The chart above shows the moves in various currencies versus the Swiss Franc following the announcement of the Floor. All have clearly strengthened in value, with the only straggler being the Euro, we fully expect this trend to continue.
The laws of thermodynamics demand that the Swiss action must have a consequence, and so it does: inflation. The printing of Francs to defend their floor ultimately devalues each Franc, so the prices of "things" will rise to fill the void. Currently the Swiss are experiencing inflation of below zero (falling prices), so any fears of crippling inflationary pressures are some distance off.
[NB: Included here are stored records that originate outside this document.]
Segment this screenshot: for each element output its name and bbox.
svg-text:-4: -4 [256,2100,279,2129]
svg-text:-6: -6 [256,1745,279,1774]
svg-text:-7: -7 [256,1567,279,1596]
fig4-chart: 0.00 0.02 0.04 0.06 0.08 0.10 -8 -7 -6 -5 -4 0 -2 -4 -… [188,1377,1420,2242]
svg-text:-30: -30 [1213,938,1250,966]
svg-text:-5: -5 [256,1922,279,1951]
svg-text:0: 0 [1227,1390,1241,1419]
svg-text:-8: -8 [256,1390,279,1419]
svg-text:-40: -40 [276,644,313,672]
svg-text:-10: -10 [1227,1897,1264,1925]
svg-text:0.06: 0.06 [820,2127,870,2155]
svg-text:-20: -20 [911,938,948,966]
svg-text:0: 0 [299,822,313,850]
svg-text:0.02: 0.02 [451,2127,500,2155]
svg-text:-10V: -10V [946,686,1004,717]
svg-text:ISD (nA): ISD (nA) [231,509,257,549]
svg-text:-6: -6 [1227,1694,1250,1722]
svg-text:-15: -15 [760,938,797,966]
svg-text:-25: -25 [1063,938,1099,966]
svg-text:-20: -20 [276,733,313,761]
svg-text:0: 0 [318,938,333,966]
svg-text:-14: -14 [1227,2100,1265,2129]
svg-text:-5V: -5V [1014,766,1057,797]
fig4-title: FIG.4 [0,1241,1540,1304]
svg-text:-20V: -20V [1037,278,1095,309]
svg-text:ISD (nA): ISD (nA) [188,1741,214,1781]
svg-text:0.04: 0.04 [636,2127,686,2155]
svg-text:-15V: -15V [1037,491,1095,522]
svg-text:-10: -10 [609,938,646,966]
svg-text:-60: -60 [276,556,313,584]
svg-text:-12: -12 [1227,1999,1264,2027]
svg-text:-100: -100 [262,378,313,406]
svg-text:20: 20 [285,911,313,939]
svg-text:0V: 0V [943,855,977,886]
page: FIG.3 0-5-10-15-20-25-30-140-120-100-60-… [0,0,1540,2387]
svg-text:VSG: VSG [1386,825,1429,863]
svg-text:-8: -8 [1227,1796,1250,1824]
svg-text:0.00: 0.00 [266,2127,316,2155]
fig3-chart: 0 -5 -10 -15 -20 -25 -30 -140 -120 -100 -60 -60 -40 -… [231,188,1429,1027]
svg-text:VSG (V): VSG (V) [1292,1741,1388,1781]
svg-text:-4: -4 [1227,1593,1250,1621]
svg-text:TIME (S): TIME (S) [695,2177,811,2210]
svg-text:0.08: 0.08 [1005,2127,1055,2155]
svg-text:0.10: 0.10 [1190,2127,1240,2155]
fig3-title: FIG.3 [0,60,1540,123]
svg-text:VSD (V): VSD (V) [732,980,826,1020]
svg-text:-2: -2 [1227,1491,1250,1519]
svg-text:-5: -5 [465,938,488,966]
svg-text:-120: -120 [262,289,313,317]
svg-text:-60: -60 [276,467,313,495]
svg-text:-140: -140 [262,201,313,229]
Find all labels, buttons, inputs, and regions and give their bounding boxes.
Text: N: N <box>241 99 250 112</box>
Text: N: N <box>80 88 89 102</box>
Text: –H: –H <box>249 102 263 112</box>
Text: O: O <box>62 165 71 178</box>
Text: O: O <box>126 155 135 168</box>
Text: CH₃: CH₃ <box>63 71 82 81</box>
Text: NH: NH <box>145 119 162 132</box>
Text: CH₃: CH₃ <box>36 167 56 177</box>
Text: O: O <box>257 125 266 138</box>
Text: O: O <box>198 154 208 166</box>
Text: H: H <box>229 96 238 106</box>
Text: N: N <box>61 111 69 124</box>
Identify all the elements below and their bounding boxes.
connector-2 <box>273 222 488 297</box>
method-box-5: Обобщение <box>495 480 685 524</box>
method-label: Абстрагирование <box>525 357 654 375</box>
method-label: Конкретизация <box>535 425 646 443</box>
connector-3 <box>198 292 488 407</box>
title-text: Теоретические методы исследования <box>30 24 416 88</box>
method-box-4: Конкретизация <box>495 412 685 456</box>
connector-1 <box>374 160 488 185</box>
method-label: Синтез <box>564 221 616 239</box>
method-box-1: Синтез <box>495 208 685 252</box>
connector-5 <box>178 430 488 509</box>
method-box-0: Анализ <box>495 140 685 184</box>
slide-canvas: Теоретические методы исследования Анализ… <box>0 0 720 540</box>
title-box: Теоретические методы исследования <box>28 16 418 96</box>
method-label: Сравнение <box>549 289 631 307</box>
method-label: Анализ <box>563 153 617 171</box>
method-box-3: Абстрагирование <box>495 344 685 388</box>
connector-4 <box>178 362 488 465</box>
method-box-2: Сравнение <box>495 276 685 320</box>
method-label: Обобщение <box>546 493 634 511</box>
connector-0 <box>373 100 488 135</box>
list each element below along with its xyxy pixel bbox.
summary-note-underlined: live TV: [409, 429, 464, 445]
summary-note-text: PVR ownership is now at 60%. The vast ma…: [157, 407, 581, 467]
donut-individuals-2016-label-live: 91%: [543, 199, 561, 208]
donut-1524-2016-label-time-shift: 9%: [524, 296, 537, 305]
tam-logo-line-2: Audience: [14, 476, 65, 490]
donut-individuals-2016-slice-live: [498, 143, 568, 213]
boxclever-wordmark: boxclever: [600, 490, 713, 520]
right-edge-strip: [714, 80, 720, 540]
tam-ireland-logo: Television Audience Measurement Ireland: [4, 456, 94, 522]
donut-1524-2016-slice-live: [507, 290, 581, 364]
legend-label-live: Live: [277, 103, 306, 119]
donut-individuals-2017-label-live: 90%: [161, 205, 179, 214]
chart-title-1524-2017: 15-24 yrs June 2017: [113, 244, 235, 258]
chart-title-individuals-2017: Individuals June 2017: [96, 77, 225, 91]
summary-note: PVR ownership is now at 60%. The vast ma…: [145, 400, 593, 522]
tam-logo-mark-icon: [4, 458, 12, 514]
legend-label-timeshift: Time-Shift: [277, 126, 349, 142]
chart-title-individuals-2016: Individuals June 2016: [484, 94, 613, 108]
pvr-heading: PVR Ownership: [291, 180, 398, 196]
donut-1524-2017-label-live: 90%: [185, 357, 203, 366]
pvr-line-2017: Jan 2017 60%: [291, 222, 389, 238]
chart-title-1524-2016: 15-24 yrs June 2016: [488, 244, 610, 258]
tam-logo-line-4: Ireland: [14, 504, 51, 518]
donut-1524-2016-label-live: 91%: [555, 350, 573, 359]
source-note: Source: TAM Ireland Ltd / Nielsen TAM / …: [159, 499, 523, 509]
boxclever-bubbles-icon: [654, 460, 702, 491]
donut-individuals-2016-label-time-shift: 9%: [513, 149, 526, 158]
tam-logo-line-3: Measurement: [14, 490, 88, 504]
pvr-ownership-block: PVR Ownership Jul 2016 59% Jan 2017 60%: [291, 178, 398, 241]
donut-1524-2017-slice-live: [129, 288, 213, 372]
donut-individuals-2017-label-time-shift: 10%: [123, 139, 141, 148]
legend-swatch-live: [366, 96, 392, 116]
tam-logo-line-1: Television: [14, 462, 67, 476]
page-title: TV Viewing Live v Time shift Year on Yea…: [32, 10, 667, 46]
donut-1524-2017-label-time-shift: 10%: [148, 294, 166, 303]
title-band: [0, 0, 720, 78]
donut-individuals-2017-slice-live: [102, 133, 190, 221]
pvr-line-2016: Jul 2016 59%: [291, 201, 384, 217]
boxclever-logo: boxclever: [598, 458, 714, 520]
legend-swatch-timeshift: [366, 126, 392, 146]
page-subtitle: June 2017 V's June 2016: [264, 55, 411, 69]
However, to complement the two trades above, we would also consider the selling of Swiss ten-year debt; currently such debt yields a meagre 1% and we expect that, as "the floor" gains respect in the financial arena, the realisation that Swiss interest rates must climb will also dawn, pushing yields closer to recent norms which are, as the chart below illustrates, around the 2% mark. Downside on such a trade is also limited as a sustained fall below 0.75% for ten year debt is an extremely unlikely scenario.
Finally, on the day that is in it, a nod westward: to the towers that defined a time, a city and a nation.
In our memories they stand proud; glittering in the night.